METTL3 promotes the hypertrophic scar fibrosis via m6A RNA methylation of GRAMD1B mRNA.

Hypertrophic scarring (HS) is a common fibrotic disorder characterized by excessive extracellular matrix deposition and fibroblast proliferation. N6-methyladenosine (m6A) RNA methylation, mediated by METTL3, has emerged as a critical regulator of gene expression and cellular processes. This study investigates the role of METTL3-mediated m6A methylation in hypertrophic scar fibrosis. We found that METTL3 expression and m6A RNA methylation levels were significantly elevated in human hypertrophic scar tissues and TGF-β1-induced human dermal fibroblasts.

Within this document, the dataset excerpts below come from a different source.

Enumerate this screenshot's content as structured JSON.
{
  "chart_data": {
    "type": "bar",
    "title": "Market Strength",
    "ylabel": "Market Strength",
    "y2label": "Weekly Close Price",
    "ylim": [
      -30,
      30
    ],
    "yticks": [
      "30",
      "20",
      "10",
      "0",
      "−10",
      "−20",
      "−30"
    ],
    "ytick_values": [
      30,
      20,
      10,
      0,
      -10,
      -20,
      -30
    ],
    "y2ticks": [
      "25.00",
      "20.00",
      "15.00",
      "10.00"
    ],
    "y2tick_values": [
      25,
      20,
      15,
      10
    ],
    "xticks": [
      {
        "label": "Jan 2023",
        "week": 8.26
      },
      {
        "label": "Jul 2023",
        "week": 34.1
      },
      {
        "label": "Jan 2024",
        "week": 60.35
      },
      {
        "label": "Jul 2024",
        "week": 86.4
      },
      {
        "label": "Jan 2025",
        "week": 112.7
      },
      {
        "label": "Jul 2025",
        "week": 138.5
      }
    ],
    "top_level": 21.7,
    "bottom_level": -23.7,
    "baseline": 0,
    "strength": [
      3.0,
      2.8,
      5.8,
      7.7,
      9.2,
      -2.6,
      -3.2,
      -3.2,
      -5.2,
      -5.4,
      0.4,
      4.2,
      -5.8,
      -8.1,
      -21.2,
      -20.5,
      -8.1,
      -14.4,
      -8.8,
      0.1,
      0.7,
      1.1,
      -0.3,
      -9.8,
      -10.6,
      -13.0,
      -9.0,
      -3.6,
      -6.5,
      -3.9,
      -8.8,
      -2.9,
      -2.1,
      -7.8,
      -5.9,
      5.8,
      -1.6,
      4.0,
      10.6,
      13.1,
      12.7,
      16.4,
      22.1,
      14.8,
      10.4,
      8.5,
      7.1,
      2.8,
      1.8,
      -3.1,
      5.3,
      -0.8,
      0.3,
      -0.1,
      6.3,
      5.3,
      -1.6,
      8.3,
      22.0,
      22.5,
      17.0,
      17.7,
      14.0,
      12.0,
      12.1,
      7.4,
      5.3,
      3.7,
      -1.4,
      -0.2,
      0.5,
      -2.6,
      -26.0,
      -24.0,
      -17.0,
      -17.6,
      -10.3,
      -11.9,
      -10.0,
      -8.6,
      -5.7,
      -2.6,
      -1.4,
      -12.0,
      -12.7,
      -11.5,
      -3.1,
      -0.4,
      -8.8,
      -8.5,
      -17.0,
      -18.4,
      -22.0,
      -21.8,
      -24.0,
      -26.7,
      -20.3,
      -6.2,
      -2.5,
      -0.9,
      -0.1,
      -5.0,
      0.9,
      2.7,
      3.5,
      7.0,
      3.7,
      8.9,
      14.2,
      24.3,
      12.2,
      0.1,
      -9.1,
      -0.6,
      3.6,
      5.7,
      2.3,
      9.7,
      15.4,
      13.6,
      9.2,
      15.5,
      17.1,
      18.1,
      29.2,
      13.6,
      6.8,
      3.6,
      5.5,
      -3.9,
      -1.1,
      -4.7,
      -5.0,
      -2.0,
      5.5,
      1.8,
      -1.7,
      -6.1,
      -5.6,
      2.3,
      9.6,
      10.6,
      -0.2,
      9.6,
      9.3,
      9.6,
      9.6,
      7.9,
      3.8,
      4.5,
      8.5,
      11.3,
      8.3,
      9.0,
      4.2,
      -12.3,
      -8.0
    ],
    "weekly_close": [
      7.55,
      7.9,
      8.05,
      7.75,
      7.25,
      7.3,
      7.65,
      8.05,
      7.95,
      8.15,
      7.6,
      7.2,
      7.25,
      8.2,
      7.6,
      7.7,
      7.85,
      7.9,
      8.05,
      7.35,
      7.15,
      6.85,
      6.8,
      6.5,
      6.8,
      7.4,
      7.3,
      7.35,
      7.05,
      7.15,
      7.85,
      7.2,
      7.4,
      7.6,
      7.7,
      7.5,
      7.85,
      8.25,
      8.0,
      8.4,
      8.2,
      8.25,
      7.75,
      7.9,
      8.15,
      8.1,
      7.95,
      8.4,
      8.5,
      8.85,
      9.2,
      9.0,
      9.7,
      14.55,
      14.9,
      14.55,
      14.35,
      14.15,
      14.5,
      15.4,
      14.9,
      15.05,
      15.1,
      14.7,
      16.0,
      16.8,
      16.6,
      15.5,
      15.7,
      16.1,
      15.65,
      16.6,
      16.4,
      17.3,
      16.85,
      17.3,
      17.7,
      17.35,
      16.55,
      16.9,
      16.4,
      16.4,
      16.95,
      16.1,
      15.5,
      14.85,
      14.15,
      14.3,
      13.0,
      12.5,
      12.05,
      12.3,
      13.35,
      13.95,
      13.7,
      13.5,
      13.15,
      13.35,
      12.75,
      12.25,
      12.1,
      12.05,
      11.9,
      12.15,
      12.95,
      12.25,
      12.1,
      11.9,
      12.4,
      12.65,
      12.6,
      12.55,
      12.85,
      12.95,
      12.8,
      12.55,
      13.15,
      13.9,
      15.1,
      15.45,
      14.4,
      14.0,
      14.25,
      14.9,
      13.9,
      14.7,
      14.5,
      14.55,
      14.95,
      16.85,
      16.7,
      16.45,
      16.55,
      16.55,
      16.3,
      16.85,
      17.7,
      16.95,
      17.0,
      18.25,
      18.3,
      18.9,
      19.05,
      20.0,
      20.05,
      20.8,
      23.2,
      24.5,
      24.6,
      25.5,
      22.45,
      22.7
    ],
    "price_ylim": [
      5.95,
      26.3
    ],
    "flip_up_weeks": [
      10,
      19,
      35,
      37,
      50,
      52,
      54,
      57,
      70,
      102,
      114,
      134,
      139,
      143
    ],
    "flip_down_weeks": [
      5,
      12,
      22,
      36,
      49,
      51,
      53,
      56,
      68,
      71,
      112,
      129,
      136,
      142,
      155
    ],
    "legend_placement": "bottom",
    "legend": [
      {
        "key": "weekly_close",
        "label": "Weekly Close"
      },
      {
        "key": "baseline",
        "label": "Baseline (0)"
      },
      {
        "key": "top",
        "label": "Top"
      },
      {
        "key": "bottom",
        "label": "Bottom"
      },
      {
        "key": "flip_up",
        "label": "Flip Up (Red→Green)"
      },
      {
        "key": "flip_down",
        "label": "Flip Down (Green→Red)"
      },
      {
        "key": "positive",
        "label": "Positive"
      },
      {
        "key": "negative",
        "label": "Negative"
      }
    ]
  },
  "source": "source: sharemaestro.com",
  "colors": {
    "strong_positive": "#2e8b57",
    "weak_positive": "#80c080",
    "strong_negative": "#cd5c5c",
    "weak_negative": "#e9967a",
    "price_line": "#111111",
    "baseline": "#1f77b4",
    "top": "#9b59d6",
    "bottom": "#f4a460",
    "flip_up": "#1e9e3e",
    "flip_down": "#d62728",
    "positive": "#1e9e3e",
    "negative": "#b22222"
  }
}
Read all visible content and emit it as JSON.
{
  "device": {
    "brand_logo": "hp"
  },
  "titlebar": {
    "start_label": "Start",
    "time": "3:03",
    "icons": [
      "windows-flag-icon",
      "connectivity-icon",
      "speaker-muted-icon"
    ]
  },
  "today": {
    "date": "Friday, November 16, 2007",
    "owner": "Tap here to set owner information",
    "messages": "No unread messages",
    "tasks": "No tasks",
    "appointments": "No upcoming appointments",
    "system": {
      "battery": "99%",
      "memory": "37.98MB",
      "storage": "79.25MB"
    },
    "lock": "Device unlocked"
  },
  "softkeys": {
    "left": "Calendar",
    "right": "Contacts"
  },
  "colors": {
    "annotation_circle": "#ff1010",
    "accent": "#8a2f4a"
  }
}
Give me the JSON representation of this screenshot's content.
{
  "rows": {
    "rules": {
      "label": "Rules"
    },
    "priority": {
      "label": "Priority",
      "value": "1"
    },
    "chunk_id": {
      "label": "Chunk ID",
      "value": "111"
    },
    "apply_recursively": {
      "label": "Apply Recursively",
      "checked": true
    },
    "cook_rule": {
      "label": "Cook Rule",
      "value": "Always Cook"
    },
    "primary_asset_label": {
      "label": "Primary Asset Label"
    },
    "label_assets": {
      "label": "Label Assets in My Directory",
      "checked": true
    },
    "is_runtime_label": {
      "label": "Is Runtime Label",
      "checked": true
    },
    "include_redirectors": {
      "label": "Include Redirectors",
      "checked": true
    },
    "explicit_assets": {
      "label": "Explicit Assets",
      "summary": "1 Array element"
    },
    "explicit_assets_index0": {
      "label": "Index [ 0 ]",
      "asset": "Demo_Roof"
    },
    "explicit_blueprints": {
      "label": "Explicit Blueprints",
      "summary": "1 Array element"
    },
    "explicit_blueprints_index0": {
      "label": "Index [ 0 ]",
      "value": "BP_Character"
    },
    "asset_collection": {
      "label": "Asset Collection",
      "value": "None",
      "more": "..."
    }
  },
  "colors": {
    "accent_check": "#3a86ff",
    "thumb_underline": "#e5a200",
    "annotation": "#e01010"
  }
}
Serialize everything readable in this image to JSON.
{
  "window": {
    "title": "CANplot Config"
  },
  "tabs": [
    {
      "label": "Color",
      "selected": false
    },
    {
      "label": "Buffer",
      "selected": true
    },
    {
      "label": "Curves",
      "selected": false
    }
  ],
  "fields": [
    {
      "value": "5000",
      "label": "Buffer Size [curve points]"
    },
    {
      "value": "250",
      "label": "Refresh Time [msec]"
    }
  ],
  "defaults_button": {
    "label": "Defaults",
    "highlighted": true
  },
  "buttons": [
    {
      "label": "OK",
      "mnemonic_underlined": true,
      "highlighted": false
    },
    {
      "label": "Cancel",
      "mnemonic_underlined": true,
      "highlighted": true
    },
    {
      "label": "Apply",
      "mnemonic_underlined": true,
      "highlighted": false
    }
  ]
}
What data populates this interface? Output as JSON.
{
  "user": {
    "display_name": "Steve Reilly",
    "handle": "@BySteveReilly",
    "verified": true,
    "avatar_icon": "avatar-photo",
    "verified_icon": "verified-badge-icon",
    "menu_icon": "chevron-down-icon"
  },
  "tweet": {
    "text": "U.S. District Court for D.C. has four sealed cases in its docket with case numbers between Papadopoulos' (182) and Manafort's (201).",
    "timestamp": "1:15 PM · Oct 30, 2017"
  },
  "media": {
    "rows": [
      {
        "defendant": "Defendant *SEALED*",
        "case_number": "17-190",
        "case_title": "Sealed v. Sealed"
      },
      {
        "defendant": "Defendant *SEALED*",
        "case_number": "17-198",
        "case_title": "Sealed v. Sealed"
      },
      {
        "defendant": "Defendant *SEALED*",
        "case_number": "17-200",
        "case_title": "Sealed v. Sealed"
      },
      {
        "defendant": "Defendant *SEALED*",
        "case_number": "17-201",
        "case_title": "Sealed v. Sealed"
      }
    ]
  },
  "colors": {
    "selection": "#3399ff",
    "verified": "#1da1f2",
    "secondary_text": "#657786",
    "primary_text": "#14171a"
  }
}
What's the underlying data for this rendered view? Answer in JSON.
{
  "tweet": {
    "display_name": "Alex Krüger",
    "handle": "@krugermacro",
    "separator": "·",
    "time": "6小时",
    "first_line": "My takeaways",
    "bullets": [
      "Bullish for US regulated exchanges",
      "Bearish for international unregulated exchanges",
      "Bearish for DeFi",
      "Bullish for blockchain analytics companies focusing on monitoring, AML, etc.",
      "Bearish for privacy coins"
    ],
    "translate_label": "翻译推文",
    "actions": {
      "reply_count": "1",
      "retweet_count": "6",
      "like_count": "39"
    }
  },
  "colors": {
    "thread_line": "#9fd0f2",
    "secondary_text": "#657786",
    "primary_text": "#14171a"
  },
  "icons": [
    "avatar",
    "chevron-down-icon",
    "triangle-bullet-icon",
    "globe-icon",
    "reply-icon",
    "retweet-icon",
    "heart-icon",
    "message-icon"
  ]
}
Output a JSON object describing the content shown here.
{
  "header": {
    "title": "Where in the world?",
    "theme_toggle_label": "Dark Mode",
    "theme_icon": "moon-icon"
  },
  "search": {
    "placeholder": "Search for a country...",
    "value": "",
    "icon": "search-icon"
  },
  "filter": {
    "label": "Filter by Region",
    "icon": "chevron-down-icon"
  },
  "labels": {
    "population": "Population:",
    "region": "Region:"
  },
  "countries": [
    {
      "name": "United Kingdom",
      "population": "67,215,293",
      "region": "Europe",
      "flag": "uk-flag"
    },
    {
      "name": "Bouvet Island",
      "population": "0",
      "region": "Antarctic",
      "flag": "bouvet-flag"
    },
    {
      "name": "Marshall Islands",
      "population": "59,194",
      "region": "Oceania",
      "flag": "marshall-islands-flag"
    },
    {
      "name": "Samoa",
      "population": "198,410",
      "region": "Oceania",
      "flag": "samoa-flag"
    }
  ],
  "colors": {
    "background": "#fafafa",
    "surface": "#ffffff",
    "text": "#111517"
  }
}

Silencing METTL3 reduced m6A methylation, impaired fibroblast proliferation, and decreased the mRNA and protein expression of fibrotic markers (ACTA2, Col1a1, Col3a1, and CTGF). Bioinformatics analysis identified GRAMD1B as a key differentially expressed gene in HS tissues. METTL3-mediated m6A methylation enhanced GRAMD1B mRNA stability, promoting its expression. These findings suggest that METTL3 contributes to hypertrophic scar fibrosis by regulating m6A methylation of GRAMD1B mRNA, highlighting METTL3 as a potential therapeutic target for fibrotic disorders.